Nearly two years ago, I was terrified when my Pastor assigned me a specific song to learn. I didn’t really have a hunger for holiness; I guess I figured if I got in the vicinity of holiness most of the time, I was doing pretty good. But that wasn’t God’s standard. Holiness is God’s standard. So my Pastor handed me a CD about a month ago and asked me to call him for my assignment after I’d listened to it. I should’ve expected it, but I was caught off guard. As I popped the CD in while driving home from church, it took me about 40 seconds to realize, “Hey, this is the same song that I’d been running from two years ago.” Obviously, I didn’t run fast enough. Clearly, nobody can outrun God or His will. So what’s the title of the song that caused me to tremble when I thought about me having to sing it? “Hunger for Holiness” popularized by Helen Baylor. Who knows – if I’d taken the assignment seriously when he FIRST gave it to me, maybe I wouldn’t need Weight Watchers…
I had to swallow my fear of “what next?” in order to tackle this assignment with the right mindset and attitude. Because as much as it might bless others, I know that I will also be blessed when I obey the Lord. God wants me to be able to minister every song I sing with conviction – which means I first have to experience the song before I can ever convince someone else to become a partaker of its message. I hadn’t denied my flesh any food it wanted in quite some time. So my course of preparation to minister this song effectively entailed feeling hunger. Because I hadn’t allowed myself to be hungry in a while. My hips are a witness…
So regardless of the day’s circumstances (which included a church gathering that ended with a nice buffet lunch), I consecrated myself to God and asked Him to birth the truth of this song in my spirit. And He was faithful to fulfill my request because it was in line with His will! He kept me so safe under the shadow of His wing that I didn’t even consider reneging on my vow while doing the weekly grocery shopping or when a friend came over to the house and made dinner for my entire family. Because it’s not really about food at all; it’s about my relationship with Him, and whether I’m putting Him first – before anything else I want.

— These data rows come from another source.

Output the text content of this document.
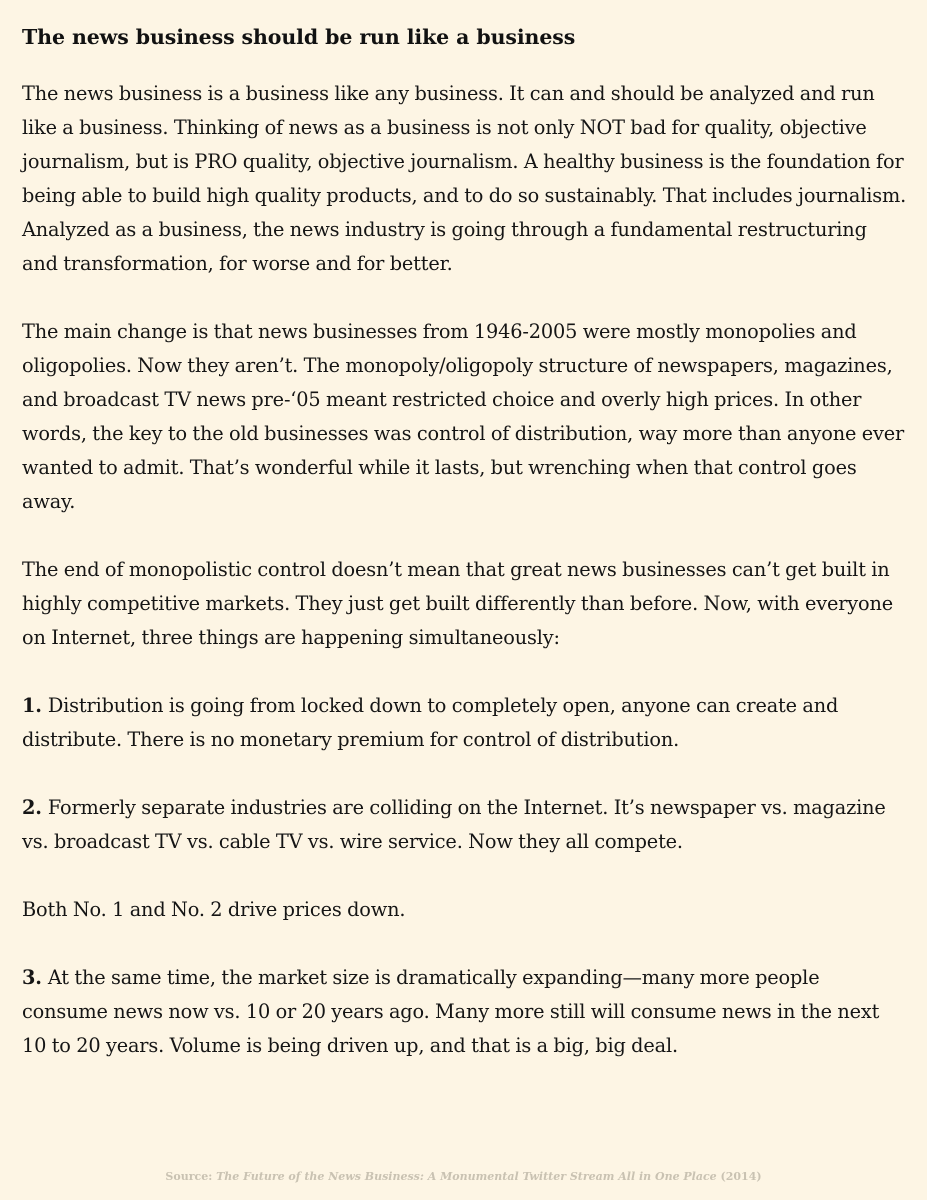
The news business should be run like a business

The news business is a business like any business. It can and should be analyzed and run like a business. Thinking of news as a business is not only NOT bad for quality, objective journalism, but is PRO quality, objective journalism. A healthy business is the foundation for being able to build high quality products, and to do so sustainably. That includes journalism. Analyzed as a business, the news industry is going through a fundamental restructuring and transformation, for worse and for better.

The main change is that news businesses from 1946-2005 were mostly monopolies and oligopolies. Now they aren’t. The monopoly/oligopoly structure of newspapers, magazines, and broadcast TV news pre-‘05 meant restricted choice and overly high prices. In other words, the key to the old businesses was control of distribution, way more than anyone ever wanted to admit. That’s wonderful while it lasts, but wrenching when that control goes away.

The end of monopolistic control doesn’t mean that great news businesses can’t get built in highly competitive markets. They just get built differently than before. Now, with everyone on Internet, three things are happening simultaneously:

1. Distribution is going from locked down to completely open, anyone can create and distribute. There is no monetary premium for control of distribution.

2. Formerly separate industries are colliding on the Internet. It’s newspaper vs. magazine vs. broadcast TV vs. cable TV vs. wire service. Now they all compete.

Both No. 1 and No. 2 drive prices down.

3. At the same time, the market size is dramatically expanding—many more people consume news now vs. 10 or 20 years ago. Many more still will consume news in the next 10 to 20 years. Volume is being driven up, and that is a big, big deal.

Source: The Future of the News Business: A Monumental Twitter Stream All in One Place (2014)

I procrastinated learning that song for weeks, months, and years. And now I’m at the place of repentance. In spite of the fact that I’m just a vessel created for HIS glory, in essence, I had told the Master, “You’ll have to wait until I’m comfortable and ready to sing this song, even if You have a plan to use it to touch someone’s life in a powerful way.” How presumptuous of me – the vessel – to tell the Master Potter, “You should make me into this, and this is how I think You should use me, Lord!”
I diligently practiced all week. So slothfulness was part of my procrastination? Yeah. Cute, right? NOT! Unintentionally, I’d become complacent about songs I already knew and had sung before. This time was different. I made intentional choices to be holy this week, to walk worthy of the calling of Christ on my life. Lo and behold, the night before ministering, the song sounded better than it had all week. I was astounded because the music track was a little high for my range. But since it wasn’t about my personal comfort level to begin with, when I got all that flesh outta the way, God stepped in and did the miraculous – He touched my voice. After all, He’s more concerned with how we yield to His process than whether we achieve our own desired outcomes. So I take no credit whatsoever – He sang and ministered through me. And I’m grateful that He chose me – because He didn’t have to give me another opportunity to complete the assignment.
What do you hungrily crave? Passionately desire? Wistfully long for? Is it Christ? The glib initial response is, “Of course!” But check your actions and heart motives to see if that’s really the case. You might be surprised at what appetite you’ve really been feeding.
“Blessed are they which do hunger and thirst after righteousness: for they shall be filled.”